When they can no longer find enough people to willingly buy bonds at those artificially low rates, they will have to print money.
Oh wait, they already are - the Fed is now a huge “buyer” of Treasury debt, with money that they simply make themselves.
When that becomes prohibitive, they will have to force people to buy their debt.
Oh wait, they already do. They have increased the amount of Treasury debt that banks must hold, to be considered “solvent” by the Government regulators. Technically, they refer to that as financial repression (not a joke).
Then they will have to repay debt holders with IOUs. Already do, for a large percentage.
Then they will have to take more from citizens. Ditto.
Finally they will have to stop paying the bills. Party over.

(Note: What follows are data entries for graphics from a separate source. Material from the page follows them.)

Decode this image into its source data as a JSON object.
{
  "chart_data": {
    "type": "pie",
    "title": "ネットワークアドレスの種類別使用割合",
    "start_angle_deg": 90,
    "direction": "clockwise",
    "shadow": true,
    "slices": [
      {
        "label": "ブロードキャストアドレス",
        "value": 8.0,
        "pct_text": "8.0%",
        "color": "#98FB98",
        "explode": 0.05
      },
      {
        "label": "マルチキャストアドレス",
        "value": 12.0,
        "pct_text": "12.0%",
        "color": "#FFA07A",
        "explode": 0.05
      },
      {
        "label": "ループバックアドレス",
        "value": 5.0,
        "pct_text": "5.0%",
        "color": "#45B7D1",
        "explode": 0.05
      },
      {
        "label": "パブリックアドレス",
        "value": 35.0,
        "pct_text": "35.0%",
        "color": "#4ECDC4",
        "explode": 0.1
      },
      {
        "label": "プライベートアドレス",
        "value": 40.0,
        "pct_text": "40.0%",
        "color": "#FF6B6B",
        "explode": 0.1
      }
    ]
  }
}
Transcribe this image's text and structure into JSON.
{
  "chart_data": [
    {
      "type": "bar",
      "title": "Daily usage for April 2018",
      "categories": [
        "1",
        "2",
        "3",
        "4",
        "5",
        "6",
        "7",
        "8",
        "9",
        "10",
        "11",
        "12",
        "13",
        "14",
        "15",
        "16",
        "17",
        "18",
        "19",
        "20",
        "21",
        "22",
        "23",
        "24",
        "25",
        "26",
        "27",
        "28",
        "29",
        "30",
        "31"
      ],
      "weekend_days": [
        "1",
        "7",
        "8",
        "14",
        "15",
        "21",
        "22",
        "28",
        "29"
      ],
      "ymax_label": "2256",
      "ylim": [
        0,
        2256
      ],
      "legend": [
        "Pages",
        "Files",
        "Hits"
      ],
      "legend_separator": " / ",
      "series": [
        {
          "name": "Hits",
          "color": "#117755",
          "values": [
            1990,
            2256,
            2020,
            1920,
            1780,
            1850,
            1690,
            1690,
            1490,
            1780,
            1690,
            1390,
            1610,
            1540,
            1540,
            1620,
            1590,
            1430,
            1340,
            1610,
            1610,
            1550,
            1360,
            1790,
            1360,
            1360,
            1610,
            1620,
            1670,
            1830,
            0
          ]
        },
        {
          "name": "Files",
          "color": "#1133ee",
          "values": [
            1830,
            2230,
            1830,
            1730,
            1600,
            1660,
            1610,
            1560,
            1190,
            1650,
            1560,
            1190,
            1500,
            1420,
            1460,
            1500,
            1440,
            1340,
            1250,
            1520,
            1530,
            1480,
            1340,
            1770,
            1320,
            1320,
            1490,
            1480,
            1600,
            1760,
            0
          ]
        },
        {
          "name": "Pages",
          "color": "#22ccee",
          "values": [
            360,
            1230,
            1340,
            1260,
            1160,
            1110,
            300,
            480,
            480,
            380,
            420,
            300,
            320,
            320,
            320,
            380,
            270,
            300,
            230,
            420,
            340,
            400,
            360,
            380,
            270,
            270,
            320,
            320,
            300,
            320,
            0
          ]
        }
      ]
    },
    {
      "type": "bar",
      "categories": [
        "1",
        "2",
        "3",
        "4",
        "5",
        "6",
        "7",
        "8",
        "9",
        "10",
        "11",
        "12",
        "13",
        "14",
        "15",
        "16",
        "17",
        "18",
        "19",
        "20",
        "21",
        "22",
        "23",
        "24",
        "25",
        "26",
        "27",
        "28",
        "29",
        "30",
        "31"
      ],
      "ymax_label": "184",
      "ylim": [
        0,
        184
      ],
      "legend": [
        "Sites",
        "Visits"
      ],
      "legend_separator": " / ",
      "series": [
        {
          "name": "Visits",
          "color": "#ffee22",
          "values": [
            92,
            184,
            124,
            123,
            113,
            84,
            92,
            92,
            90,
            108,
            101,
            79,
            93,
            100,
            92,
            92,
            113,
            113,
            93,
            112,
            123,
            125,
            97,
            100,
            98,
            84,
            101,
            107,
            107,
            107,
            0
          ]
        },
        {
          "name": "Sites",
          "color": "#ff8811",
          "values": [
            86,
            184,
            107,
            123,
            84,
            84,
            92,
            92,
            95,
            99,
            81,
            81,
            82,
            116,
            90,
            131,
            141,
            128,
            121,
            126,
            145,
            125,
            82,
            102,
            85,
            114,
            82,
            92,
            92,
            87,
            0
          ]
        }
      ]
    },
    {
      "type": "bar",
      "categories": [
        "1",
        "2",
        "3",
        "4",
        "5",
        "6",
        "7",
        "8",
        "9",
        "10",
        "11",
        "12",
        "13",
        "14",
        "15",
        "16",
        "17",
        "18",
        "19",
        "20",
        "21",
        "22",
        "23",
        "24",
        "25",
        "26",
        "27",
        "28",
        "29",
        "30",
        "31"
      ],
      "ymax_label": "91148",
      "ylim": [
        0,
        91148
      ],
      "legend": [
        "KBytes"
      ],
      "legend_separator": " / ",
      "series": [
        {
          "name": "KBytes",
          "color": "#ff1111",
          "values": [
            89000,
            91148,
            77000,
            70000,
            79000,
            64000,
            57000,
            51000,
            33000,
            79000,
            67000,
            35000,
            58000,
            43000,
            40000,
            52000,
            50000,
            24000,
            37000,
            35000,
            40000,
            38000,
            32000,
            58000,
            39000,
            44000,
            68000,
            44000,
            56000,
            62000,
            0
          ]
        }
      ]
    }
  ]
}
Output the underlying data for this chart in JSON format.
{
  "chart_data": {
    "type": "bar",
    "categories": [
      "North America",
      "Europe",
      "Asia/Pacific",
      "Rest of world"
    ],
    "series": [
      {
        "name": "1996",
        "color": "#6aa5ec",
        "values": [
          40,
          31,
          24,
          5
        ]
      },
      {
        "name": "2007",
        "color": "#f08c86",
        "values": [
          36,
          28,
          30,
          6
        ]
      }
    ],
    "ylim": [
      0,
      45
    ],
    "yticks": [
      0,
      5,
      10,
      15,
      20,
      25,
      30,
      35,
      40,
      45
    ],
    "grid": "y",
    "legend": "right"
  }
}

A 20% import tariff would stop the bleeding and borrowing.
Even a single percentage point raise would pretty much double the amount of interest that would have to be paid yearly.
“A 20% import tariff would stop the bleeding and borrowing.”
I am afraid not.
Without spending restraint, no income is sufficient. The largest tax increase in human history was enacted under Obama (more than tariffs produce) - it was all spent, and more.
The purpose of negative interest rates is to discourage savings. It’s to force people to cash out their paycheques completely everytime they get paid.
20 trillion? What drugs have you been taking? Unfunded obligations are closer to 120 trillion.
All those baby boomer pensions and all that unearned SSDI funding? Medicaid?
We are going to default on those obligations or we are going to crash.
20% is at current spending levels. Tariffs can be increased easily.
Or trigger a world wide depression. Possibly a world war.
This economic stuff is not easily predictable. It often does weird counter-intuitive things.
The one thing I know we need to do is stop letting non-taxpayers vote. Then we need to reign in the spending party in Washington D.C.
But none of that is going to happen. We are going to crash.
We are in a new economic paradigm where national debt, money suppy, the velocity of money, and zero / negative interests no longer matter because our economy is based on innovative productivity.
In 1999, I’ll bet he was championing “end of the business cycle as we know it” nonsense and dismissed all reports of the .com implosion that started in 2000 as right wing rhetoric that destroyed the “Clinton/Rubin” economy.